日本酒は穀類の中で稲作文化の流れの中にありますが、ではそのル−ツは 稲作の最も早いといわれるインドなのか、 中国からなのか、いろいろな説がございますが、私は最も近い隣国である中国からではないのかと思います。
漢の事始史書による中国の酒の記録には、 今から3665年位程前の殷の時代に始まったと言われております。
中国の酒の逸話の中に、 禹(う)の時代になって狄儀(てきぎ)という人物が偶然、 米と水(キビと麦の説もあり)から酒を造ったのであったが、 それまでの酒はただ薄っぺらで、米の酒の芳醇無比、甘味無類の味わいに比べ問題にならなかった。

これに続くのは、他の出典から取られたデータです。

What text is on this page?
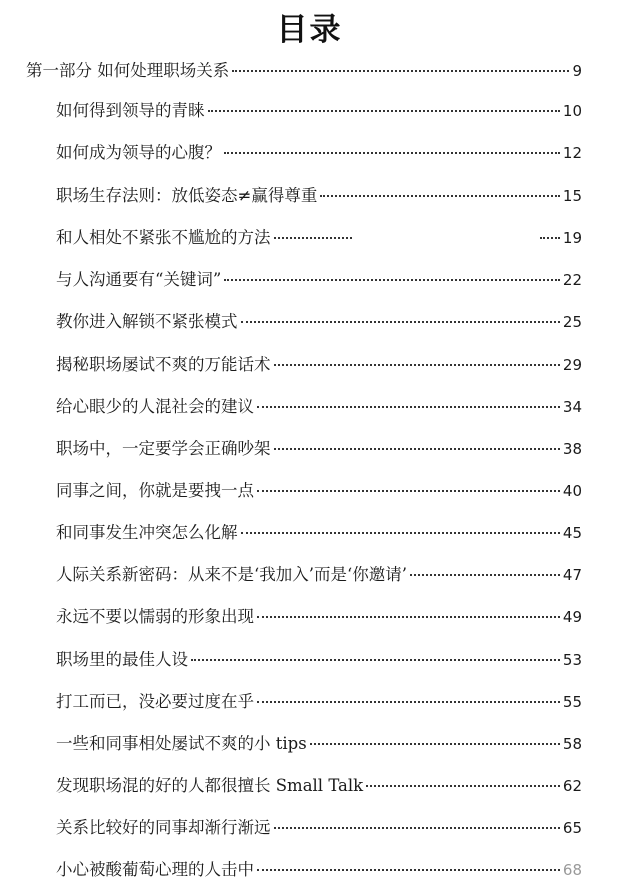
目录
第一部分 如何处理职场关系	9
如何得到领导的青睐	10
如何成为领导的心腹？	12
职场生存法则：放低姿态≠赢得尊重	15
和人相处不紧张不尴尬的方法	19
与人沟通要有“关键词”	22
教你进入解锁不紧张模式	25
揭秘职场屡试不爽的万能话术	29
给心眼少的人混社会的建议	34
职场中，一定要学会正确吵架	38
同事之间，你就是要拽一点	40
和同事发生冲突怎么化解	45
人际关系新密码：从来不是‘我加入’而是‘你邀请’	47
永远不要以懦弱的形象出现	49
职场里的最佳人设	53
打工而已，没必要过度在乎	55
一些和同事相处屡试不爽的小 tips	58
发现职场混的好的人都很擅长 Small Talk	62
关系比较好的同事却渐行渐远	65
小心被酸葡萄心理的人击中	68
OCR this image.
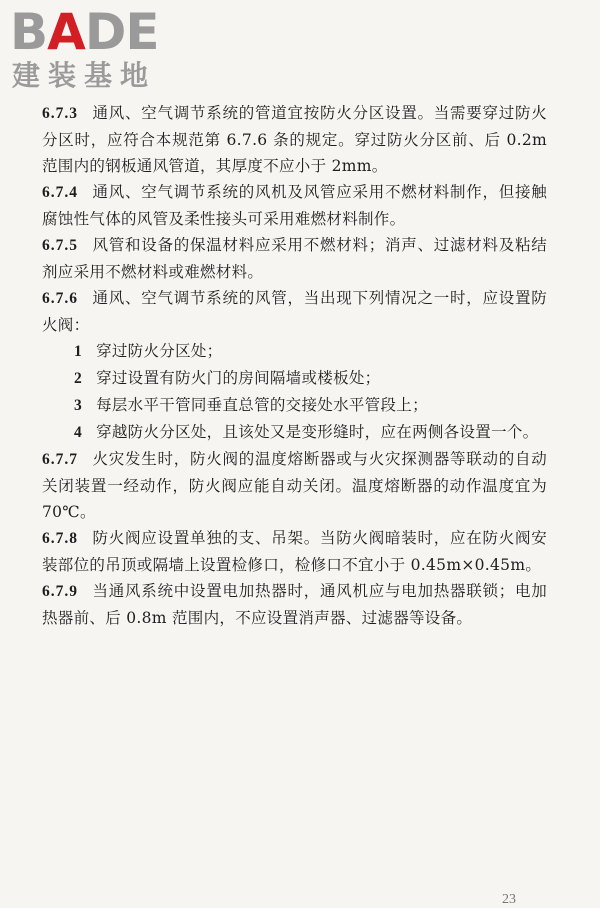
BADE
建装基地

6.7.3 通风、空气调节系统的管道宜按防火分区设置。当需要穿过防火分区时，应符合本规范第 6.7.6 条的规定。穿过防火分区前、后 0.2m 范围内的钢板通风管道，其厚度不应小于 2mm。

6.7.4 通风、空气调节系统的风机及风管应采用不燃材料制作，但接触腐蚀性气体的风管及柔性接头可采用难燃材料制作。

6.7.5 风管和设备的保温材料应采用不燃材料；消声、过滤材料及粘结剂应采用不燃材料或难燃材料。

6.7.6 通风、空气调节系统的风管，当出现下列情况之一时，应设置防火阀：

1 穿过防火分区处；

2 穿过设置有防火门的房间隔墙或楼板处；

3 每层水平干管同垂直总管的交接处水平管段上；

4 穿越防火分区处，且该处又是变形缝时，应在两侧各设置一个。

6.7.7 火灾发生时，防火阀的温度熔断器或与火灾探测器等联动的自动关闭装置一经动作，防火阀应能自动关闭。温度熔断器的动作温度宜为 70℃。

6.7.8 防火阀应设置单独的支、吊架。当防火阀暗装时，应在防火阀安装部位的吊顶或隔墙上设置检修口，检修口不宜小于 0.45m×0.45m。

6.7.9 当通风系统中设置电加热器时，通风机应与电加热器联锁；电加热器前、后 0.8m 范围内，不应设置消声器、过滤器等设备。

23
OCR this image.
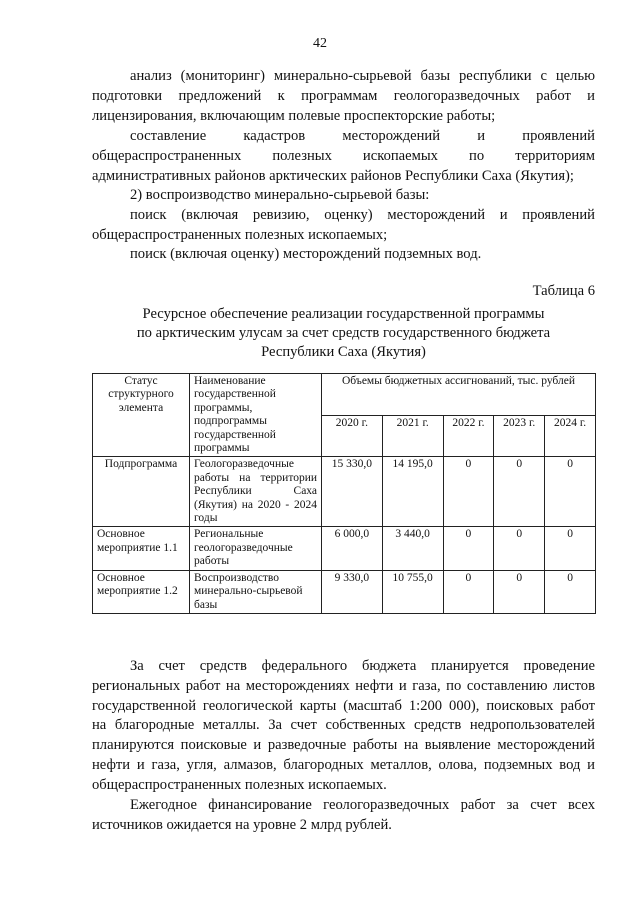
42
анализ (мониторинг) минерально-сырьевой базы республики с целью
подготовки предложений к программам геологоразведочных работ и
лицензирования, включающим полевые проспекторские работы;
составление кадастров месторождений и проявлений
общераспространенных полезных ископаемых по территориям
административных районов арктических районов Республики Саха (Якутия);
2) воспроизводство минерально-сырьевой базы:
поиск (включая ревизию, оценку) месторождений и проявлений
общераспространенных полезных ископаемых;
поиск (включая оценку) месторождений подземных вод.
Таблица 6
Ресурсное обеспечение реализации государственной программы
по арктическим улусам за счет средств государственного бюджета
Республики Саха (Якутия)
Статус структурного элемента	Наименование государственной программы, подпрограммы государственной программы	Объемы бюджетных ассигнований, тыс. рублей				
		2020 г.	2021 г.	2022 г.	2023 г.	2024 г.
Подпрограмма	Геологоразведочные работы на территории Республики Саха (Якутия) на 2020 - 2024 годы	15 330,0	14 195,0	0	0	0
Основное мероприятие 1.1	Региональные геологоразведочные работы	6 000,0	3 440,0	0	0	0
Основное мероприятие 1.2	Воспроизводство минерально-сырьевой базы	9 330,0	10 755,0	0	0	0
За счет средств федерального бюджета планируется проведение
региональных работ на месторождениях нефти и газа, по составлению листов
государственной геологической карты (масштаб 1:200 000), поисковых работ
на благородные металлы. За счет собственных средств недропользователей
планируются поисковые и разведочные работы на выявление месторождений
нефти и газа, угля, алмазов, благородных металлов, олова, подземных вод и
общераспространенных полезных ископаемых.
Ежегодное финансирование геологоразведочных работ за счет всех
источников ожидается на уровне 2 млрд рублей.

狄儀は早速、禹王に米の酒を献上し、自分の発明した酒を「天の美禄」と自慢し、 日頃、民衆の為に身を粉にして尽くす禹王に酒をもって慰めた。
王は一口飲んでみると「なるほど旨い」、二口飲んでみると「何と甘美な喉越しか」王は三杯、 四杯と重ね味わううちに体が綿の様にぐったりとなり、 意識が朦朧と目が霞んでいつのまにか眠り込んでしまった。
翌朝、狄儀は王に呼び出された。大得意の態度でまかり出たのだが、王の言葉は意外であった。「お前の造った酒は旨い事は知っている。しかし それから先の事は一向に知らないらしい。この酒は飲めば飲むほど、飲みたくなる酒だ。そして、しまいには目がくらみ、あたりが何も判らなくなってしまったではないか。いづれ旨い酒の為に国を滅ぼすものが出るに違いない。それゆえ、今日限りで酒を造るのはまかりならぬ。」と叱りつけたそうです。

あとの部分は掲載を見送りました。